Je suis plutôt du genre à laisser les portes ouvertes à tous les possibles.
- Vous en avez pourtant...une?
- Une seule. Celle de mourir. C’est un fardeau léger.
- ?!!! Pas trop vite quand même...
- Pas nécessairement...
- ?
- Le “comment” m’importe davantage.
Le soir tombe.
Je repars d’un pas lent avec mon unique certitude.
Et la prière du poète :
«Seigneur, donne à chacun sa propre mort… » R. M. Rilke
O mon Dieu, donne à chacun sa propre mort,
donne à chacun la mort née de sa propre vie
où il connut l'amour et la misère.
Car nous ne sommes que l'écorce, que la feuille,
mais le fruit qui est au centre de tout
c'est la grande mort que chacun porte en soi.

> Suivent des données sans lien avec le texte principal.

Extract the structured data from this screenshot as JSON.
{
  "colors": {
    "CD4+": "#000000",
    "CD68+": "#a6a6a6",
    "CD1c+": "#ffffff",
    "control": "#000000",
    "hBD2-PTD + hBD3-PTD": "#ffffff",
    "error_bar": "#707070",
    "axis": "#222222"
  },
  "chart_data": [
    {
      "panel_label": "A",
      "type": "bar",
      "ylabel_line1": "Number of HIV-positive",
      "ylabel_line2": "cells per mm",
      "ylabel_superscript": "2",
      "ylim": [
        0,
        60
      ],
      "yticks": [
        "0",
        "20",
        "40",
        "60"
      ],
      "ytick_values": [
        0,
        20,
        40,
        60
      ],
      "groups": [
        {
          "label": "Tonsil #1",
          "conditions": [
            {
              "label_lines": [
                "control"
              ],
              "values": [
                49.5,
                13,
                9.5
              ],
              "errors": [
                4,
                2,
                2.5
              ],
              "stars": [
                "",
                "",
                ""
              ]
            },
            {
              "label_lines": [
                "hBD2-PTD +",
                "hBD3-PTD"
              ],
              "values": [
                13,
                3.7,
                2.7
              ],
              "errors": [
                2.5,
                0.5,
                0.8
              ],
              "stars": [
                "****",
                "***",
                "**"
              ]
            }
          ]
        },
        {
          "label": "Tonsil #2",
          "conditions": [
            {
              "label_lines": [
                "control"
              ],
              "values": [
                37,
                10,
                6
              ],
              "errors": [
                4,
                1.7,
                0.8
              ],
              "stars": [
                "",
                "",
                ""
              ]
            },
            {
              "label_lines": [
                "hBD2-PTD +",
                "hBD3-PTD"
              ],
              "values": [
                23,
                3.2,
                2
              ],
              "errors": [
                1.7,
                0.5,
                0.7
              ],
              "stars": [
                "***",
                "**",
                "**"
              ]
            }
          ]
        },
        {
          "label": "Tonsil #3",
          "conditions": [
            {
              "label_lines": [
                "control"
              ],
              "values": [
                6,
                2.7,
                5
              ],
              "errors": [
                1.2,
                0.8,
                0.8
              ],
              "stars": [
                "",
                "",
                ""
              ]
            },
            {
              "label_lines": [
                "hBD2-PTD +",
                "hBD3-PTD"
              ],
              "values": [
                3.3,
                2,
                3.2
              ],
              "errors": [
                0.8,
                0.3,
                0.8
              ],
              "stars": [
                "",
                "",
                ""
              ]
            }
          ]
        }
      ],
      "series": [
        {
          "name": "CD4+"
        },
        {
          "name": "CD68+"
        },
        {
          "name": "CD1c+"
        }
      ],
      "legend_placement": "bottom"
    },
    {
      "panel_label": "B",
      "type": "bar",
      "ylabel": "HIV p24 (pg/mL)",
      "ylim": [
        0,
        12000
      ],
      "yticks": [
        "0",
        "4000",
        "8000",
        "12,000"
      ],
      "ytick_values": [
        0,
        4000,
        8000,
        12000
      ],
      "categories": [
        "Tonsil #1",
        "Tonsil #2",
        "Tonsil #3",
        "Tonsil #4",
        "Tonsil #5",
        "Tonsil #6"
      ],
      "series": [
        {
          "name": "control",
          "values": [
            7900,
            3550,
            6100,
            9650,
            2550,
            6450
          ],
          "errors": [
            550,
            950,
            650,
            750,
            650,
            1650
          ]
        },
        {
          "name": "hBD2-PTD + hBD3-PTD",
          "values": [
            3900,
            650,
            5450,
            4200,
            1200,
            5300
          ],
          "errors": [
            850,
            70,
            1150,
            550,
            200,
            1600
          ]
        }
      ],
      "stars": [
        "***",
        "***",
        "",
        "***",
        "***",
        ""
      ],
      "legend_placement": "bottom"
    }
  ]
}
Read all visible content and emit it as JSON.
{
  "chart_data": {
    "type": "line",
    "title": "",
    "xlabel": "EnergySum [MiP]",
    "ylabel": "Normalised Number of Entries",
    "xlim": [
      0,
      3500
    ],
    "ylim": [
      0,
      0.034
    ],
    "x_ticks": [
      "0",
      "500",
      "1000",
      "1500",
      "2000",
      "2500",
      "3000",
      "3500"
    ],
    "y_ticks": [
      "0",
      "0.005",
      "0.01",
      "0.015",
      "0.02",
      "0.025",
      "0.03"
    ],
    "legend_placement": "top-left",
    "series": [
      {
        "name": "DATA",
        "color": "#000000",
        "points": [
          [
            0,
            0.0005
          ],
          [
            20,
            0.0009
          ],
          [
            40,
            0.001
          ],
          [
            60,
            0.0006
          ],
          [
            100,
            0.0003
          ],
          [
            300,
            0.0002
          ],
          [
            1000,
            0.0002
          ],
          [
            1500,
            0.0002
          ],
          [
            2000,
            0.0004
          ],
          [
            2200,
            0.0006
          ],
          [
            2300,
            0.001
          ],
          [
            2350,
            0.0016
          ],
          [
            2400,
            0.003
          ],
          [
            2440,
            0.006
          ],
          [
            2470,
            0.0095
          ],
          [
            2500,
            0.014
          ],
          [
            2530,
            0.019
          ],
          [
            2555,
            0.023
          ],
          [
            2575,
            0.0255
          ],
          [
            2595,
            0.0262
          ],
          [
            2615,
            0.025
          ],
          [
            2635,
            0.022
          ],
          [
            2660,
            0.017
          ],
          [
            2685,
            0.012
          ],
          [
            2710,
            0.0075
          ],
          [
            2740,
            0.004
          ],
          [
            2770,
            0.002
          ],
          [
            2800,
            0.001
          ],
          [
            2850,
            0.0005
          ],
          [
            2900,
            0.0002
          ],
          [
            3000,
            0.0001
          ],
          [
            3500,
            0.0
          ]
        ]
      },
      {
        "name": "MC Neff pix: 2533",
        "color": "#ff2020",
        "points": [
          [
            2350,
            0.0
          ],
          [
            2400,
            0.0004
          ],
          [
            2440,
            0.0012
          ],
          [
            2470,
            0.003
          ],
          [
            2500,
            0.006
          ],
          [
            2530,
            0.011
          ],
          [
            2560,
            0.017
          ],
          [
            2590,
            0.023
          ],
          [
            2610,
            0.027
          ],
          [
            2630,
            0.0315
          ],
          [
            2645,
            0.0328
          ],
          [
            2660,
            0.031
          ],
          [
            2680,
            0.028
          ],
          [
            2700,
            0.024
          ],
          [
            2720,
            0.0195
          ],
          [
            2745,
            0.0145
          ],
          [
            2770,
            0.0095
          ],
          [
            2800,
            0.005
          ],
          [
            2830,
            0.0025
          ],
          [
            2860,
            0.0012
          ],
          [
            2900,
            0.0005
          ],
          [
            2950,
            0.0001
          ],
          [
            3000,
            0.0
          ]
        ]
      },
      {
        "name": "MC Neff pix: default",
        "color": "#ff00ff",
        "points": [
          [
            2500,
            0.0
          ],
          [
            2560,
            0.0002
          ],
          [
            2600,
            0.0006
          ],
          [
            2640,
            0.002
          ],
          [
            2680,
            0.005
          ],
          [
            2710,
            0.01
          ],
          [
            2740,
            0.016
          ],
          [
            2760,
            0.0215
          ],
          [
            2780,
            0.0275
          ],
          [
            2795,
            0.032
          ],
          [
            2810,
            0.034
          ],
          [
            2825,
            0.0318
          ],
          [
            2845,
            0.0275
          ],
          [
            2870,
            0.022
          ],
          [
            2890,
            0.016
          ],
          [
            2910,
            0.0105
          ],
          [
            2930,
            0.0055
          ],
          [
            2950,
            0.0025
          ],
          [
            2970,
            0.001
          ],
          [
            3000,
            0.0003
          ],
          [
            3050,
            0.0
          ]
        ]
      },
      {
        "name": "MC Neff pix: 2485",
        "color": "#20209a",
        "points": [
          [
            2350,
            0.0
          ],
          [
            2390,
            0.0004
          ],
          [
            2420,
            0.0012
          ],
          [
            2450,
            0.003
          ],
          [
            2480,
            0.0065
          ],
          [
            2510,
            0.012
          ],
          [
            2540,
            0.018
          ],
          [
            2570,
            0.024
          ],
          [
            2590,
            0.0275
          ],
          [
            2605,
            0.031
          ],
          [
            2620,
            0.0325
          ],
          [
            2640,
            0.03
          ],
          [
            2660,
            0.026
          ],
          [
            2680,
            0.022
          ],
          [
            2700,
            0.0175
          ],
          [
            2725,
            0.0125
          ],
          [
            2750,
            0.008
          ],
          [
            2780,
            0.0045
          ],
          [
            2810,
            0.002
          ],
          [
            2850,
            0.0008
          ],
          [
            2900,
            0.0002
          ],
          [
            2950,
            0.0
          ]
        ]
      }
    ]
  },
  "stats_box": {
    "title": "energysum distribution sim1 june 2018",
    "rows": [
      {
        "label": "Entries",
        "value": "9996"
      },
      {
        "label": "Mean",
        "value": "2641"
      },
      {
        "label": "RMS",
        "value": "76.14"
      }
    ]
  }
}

C'est pour elle que les jeunes filles s'épanouissent,
et que les enfants rêvent d'être des hommes
et que les adolescents font des femmes leurs confidentes
d'une angoisse que personne d'autres n'accueille.
C'est pour elle que toutes les choses subsistent éternellement
même si le temps a effacé le souvenir,
et quiconque dans sa vie s'efforce de créer,
enclôt ce fruit d'un univers qui tour à tour le gèle et le réchauffe.
Dans ce fruit peut entrer toute la chaleur
des coeurs et l'éclat blanc des pensées ;
mais des anges sont venus comme une nuée d'oiseaux
et tous les fruits étaient encore verts.
Seigneur, nous sommes plus pauvres que les pauvres bêtes
qui, même aveugles, achèvent leur propre mort.
Oh, donne nous la force et la science
de lier notre vie en espalier
et le printemps autour d'elle commencera de bonne heure.